クリーンルームの運用手順書 クリーンルーム内での作業や清掃、消毒、衣類や装備の着用方法などを定めた手順書。
消毒手順書 製造施設や設備の消毒方法や頻度、使用する消毒剤や手順などを定めた手順書。
清掃手順書 製造施設や設備の清掃方法や頻度、使用する清掃剤や手順などを定めた手順書。
校正・検査手順書 測定器や機器の校正や検査の方法や頻度、実施する手順などを定めた手順書。
安全手順書 作業や設備の安全に関する手順や規定、事故や緊急時の対応方法などを定めた手順書。
緊急対応手順書 火災や地震、洪水などの緊急事態に対する対応手順や避難計画、連絡先などを定めた手順書。

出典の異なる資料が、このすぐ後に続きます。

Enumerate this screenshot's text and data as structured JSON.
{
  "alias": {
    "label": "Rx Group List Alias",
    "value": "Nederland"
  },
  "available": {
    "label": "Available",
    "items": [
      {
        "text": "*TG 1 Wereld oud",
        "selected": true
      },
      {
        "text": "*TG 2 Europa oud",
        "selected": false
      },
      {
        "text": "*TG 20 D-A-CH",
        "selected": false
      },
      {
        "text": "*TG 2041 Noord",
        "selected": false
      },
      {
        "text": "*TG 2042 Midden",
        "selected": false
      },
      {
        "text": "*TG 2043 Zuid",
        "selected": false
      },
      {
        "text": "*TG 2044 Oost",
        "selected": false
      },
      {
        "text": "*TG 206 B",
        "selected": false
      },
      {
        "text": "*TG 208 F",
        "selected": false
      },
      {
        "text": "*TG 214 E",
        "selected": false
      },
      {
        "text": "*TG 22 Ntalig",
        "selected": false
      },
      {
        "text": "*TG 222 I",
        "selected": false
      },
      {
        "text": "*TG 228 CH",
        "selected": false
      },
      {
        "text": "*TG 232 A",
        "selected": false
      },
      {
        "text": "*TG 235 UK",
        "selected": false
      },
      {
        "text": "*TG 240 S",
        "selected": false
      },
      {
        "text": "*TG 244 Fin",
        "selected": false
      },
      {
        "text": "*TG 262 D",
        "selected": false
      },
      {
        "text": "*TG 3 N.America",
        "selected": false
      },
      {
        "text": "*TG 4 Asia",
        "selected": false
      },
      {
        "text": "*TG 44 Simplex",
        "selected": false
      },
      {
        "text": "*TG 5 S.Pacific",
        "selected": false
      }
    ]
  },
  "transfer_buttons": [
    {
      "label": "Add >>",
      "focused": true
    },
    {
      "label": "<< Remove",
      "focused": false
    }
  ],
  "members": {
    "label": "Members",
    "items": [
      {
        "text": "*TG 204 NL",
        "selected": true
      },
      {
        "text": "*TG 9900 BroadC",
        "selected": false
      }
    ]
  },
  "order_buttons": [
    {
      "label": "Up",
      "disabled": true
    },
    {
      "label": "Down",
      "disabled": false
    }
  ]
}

品質異常対応手順書 製品の品質異常やクレームに対する対応手順や調査方法、再発防止策などを定めた手順書。
環境管理手順書 空調や温湿度管理、廃棄物処理などの環境管理に関する手順や規定を定めた手順書。
トレーサビリティ手順書 製品や原材料のトレーサビリティを確保するための手順や記録方法、品質管理に関する情報の追跡方法などを定めた手順書。